What is happening here? Anxiety? Yes, in varying degrees from person to person. Tiredness and a feeling of not being quite equal to the task? The final term has been a long haul. Conflict of priorities? Time devoted to the ensemble piece is time subtracted from the all important solo slot. Despite the fact that the ensemble pieces are like the rich dark velvet that shows off the individual pieces of jewellery to best effect.
What to do? A good old fashioned motivational speech and then push on? It can work wonders… but not today, not now. The director decides – now is the time for pausing. For regrouping and redirecting the considerable individual and collective resources of the cast.

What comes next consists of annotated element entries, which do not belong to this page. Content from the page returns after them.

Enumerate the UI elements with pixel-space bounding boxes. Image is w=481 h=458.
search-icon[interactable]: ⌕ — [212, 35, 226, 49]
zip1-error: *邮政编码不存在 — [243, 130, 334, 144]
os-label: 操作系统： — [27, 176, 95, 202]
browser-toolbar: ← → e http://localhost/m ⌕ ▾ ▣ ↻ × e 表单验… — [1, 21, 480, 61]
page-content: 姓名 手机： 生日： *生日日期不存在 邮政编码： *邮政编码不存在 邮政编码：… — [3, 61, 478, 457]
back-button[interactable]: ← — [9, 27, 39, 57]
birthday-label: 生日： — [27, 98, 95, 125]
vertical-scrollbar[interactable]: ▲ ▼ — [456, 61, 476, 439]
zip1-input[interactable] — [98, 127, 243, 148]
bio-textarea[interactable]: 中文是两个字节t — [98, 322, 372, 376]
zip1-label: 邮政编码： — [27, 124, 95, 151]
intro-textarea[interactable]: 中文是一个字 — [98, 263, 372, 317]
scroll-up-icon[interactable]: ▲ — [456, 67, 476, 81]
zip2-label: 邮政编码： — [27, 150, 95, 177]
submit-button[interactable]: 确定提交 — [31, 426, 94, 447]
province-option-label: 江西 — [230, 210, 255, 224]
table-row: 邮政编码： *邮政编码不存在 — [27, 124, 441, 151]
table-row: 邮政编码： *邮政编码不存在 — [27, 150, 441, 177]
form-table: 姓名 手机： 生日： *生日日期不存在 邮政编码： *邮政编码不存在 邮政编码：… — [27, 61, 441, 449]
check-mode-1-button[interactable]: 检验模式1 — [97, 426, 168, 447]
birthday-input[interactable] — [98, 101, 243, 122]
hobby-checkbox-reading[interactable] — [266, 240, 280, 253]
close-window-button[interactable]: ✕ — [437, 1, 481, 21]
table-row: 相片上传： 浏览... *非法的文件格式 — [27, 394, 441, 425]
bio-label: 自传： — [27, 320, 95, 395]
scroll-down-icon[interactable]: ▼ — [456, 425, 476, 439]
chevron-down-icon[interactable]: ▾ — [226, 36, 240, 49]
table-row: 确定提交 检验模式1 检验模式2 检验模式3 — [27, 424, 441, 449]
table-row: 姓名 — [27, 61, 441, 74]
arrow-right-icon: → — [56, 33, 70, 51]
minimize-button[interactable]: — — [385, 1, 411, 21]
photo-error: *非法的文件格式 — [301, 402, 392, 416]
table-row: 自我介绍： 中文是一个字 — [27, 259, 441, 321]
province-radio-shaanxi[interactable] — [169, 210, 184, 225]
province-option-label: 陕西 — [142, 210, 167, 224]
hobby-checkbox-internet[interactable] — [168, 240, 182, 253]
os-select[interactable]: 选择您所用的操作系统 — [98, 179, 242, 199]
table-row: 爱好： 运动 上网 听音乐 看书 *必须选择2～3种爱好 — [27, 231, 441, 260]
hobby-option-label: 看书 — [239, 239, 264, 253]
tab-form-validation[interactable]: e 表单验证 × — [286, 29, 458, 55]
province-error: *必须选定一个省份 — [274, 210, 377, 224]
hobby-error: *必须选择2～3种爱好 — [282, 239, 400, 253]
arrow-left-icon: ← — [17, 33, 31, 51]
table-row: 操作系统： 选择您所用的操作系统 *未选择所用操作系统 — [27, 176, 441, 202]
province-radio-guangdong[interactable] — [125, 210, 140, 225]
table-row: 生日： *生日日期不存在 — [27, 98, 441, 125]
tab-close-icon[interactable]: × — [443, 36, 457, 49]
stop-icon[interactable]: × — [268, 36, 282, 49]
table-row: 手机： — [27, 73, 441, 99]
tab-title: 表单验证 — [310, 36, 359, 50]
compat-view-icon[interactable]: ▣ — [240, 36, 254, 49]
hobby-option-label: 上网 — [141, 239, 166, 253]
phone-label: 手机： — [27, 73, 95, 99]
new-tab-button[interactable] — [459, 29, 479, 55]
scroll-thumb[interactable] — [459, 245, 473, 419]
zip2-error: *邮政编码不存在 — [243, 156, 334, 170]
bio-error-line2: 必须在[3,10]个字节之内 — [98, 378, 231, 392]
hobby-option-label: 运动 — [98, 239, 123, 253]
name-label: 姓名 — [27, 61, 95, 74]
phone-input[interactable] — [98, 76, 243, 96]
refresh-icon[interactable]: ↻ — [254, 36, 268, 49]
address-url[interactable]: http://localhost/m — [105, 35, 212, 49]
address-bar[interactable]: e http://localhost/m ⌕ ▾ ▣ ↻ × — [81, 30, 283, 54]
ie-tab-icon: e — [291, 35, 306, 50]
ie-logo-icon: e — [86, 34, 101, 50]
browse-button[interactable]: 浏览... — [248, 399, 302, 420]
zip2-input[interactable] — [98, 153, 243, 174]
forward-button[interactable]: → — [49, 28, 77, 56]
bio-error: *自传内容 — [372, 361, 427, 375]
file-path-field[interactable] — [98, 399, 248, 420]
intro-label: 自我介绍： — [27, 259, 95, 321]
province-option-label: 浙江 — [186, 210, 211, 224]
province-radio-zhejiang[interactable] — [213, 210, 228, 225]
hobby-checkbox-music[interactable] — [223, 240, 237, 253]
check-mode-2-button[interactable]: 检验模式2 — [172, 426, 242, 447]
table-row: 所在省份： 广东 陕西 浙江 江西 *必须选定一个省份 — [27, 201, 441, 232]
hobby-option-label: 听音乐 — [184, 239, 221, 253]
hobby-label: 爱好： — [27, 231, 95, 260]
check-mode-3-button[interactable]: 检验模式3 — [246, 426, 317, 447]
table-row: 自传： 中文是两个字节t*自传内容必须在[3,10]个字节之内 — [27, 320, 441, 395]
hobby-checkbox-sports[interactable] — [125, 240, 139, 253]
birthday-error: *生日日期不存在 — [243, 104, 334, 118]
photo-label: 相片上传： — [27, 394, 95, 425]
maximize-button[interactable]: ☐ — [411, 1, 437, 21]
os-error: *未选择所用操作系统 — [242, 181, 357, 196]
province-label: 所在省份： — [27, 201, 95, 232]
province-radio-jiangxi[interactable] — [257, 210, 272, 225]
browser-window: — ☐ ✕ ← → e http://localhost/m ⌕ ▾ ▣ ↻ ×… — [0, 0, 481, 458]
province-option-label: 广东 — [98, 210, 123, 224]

“Alright everyone! Take five!” A collective sigh of relief. Pursuit of other, small but important, goals ensues. A visit to the ladies or gents. A quick call on the mobile. Smokers huddle at the main entrance. Catch up on some gossip. Some are resting in the Alexander semi-supine position. Some sits and thinks. And some just sits.
We all have an actual need for distraction. A need to place attention elsewhere periodically. Too much work and not enough play etc.
“O.K. everyone, let’s get going again!”
Do they dive straight into the unison speech? No.
For the next ten minutes the students separate out into pairs. One of the students, the tester, starts to gently push the other student, the testee, who becomes wobbly and loses balance. After a short pause the testee places their hand briefly over their lower abdomen and then, returning their hand to their side, stands in a neutral posture. The tester begins to gently push again. This time the testee is stable and not only confidently balanced but looking calmer and more collected.
After swapping roles and repeating the same procedure the attitude in the cast is calmer, more powerful and motivation is high. Unison descends on the cast – the collective voice, like peeling bells, is now bright, clear and resonant.
The performance the following evening, both the ensemble and the individual pieces, is a resounding success. Students get agents and take the next step of their career.